Free Software Foundation Embraces Accessibility

by Ostatic Staff - May. 11, 2010

The Free Software Foundation (FSF) has appointed a director of access technology software for the GNU Project, and published an accessibility statement to encourage Free Software developers to embrace accessibility guidelines.

Chris Hofstader, the new director, has an interesting background. According to the FSF release, Hofstader has a history working with proprietary software for people with visual impairments. Hofstader, who is now blind himself, decided that the proprietary model can't do the best job at making software for people with disabilities.

The statement from the FSF states the case for free software and accessibility very effectively:

People with disabilities deserve to have control of their own technological destinies. When they use proprietary access technology, they have little or no way to correct whatever is wrong with it. Virtually all major decisions of the proprietary developers are made by people who do not have the disability;20 years' experience shows that people with unusual combinations of disabilities, who require relatively unusual software, or who encounter a bug that keeps them from doing their job have no way to obtain the changes they need. These products are only changed or improved when the vendors see a business reason for doing the work; this leaves many users behind. As a secondary problem, proprietary access software is far more expensive than a PC. Many users cannot afford to give up their freedom in this way.

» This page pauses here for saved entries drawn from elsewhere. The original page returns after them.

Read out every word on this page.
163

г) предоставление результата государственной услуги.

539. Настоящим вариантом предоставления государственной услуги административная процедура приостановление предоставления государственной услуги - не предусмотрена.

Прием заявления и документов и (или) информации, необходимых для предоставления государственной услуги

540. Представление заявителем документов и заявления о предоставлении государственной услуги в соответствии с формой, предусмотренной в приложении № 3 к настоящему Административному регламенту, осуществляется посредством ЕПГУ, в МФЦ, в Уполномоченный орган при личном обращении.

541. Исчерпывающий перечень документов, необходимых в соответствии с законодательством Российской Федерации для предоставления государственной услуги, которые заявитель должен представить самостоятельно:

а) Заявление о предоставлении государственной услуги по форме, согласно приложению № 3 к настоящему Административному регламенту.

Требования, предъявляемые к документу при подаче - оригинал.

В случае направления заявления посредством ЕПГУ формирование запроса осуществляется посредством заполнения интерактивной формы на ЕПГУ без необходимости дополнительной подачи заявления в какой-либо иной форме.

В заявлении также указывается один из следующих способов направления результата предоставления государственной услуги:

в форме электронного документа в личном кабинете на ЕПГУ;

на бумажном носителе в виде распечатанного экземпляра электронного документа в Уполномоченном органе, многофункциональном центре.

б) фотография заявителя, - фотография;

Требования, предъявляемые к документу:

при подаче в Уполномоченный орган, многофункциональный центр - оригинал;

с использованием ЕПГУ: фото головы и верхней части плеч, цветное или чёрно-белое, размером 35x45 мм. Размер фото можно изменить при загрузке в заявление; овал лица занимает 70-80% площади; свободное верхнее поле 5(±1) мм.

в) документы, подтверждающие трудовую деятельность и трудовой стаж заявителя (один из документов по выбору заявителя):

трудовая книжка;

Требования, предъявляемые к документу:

For users with disabilities, as for all other users, free software is the only way the users can control their own computing, their only chance to make software fit their needs rather than passively accepting whatever developers choose to offer them.

The accessibility statement goes a bit farther than it should with a swipe at cloud computing ("please don't invite users to do something on a server that they could conceivably do on their own computers"), but is otherwise well worth reading. But it's good to see the FSF encouraging accessibility. If this means that the FSF is going to keep pushing accessibility and working to make sure GNU software is accessible, it's a very good move.